Lors d’une observation en crèche un été, une professionnelle passe une tête à l’extérieur où se trouvent les enfants et dit « on va manger ». Les enfants ont commencé à manger 32 minutes après. Nous avons bien travaillé avec cette équipe qui n’avait pas conscience de la longueur de ce temps qui, de leur point de vue, passait très vite. Le temps est d’abord un vécu. Elles qui étaient occupées à faire passer tous les enfants aux toilettes, vérifier qu’ils se lavent les mains, aider à trouver une place à chacun avec la chaise adaptée, attacher les serviettes, présenter le menu, apporter le chariot, constituer les assiettes. (et répondre au coup de téléphone d’un papa qui a une question, accueillir l’enfant qui arrive à 11h30, gérer le conflit entre 2 enfants qui veulent le même jeu, aller chercher le froid pour mettre sur la morsure qu’un enfant vient de recevoir, inviter de nouveau et pour la 3ème fois les enfants, qui se sont levés pour les suivre, à se rasseoir…)
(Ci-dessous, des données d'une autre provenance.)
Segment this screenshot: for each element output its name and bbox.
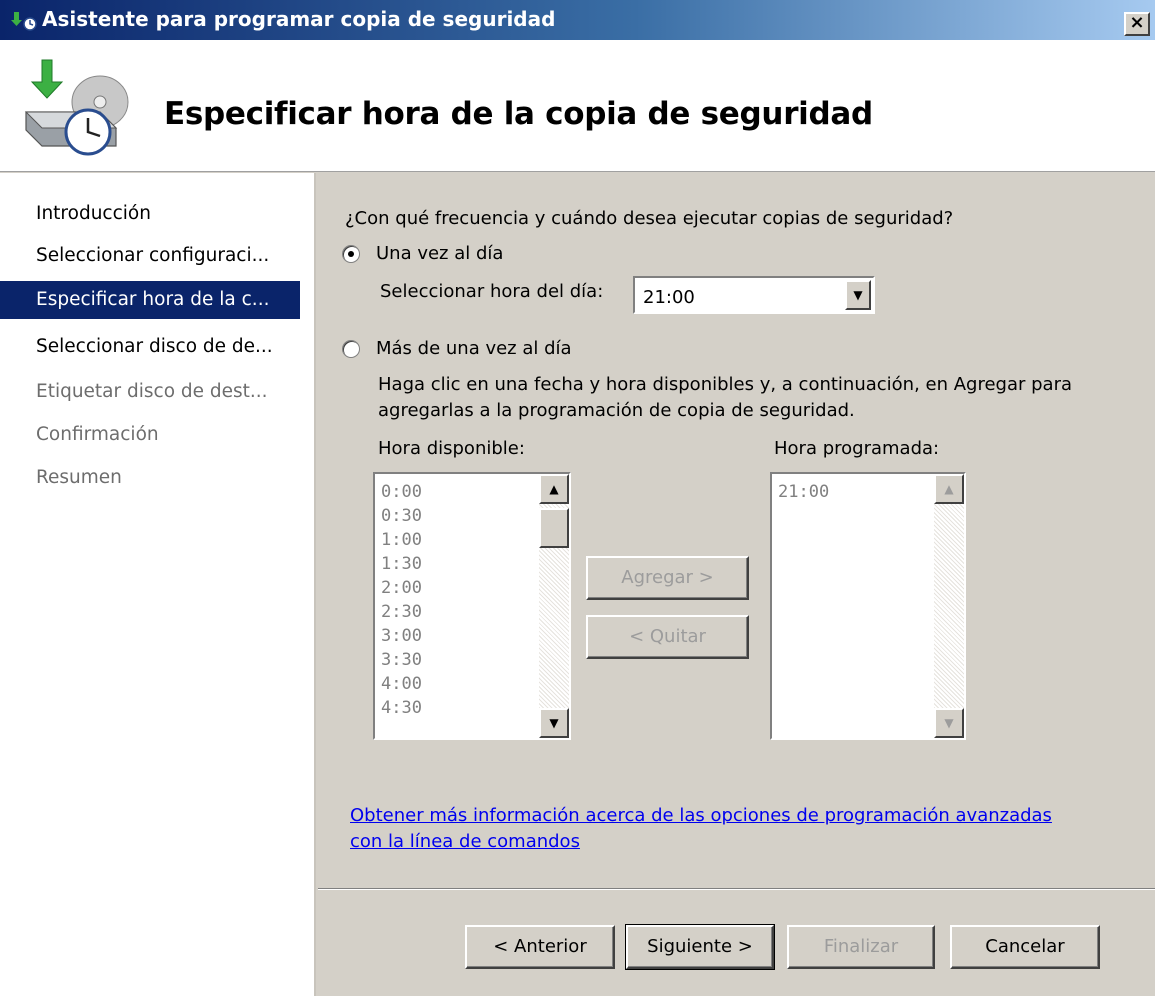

Ce temps est vécu tout à fait autrement par les enfants (qui ont faim).
- Certains sont allés s’asseoir à table : pour eux « aller manger = s’asseoir à table »
- Un autre est allé prendre un morceau de pain sur le chariot « aller manger = manger »
- Un autre a poussé ce chariot « aller manger = apporter le chariot »
- Un autre a mordu un enfant « aller manger = croquer » (ou c’était peut-être pour une autre raison)
N’ont-ils pas écouté ? ça peut être le ressenti des adultes. Mais ce n’est qu’un point de vue.
Avec cette équipe nous avons travaillé à développer une meilleure concordance entre ce qu’elles disent et ce qui est observable par les enfants car à moins de 3 ans, il est certain que les enfants sont centrés sur les états, sur ce qu’ils voient. Ainsi, les enfants mettront plus de sens sur les paroles de l’adulte, pourront mieux écouter (s’ils le veulent) et construiront un monde avec plus de sens et plus sécurisant.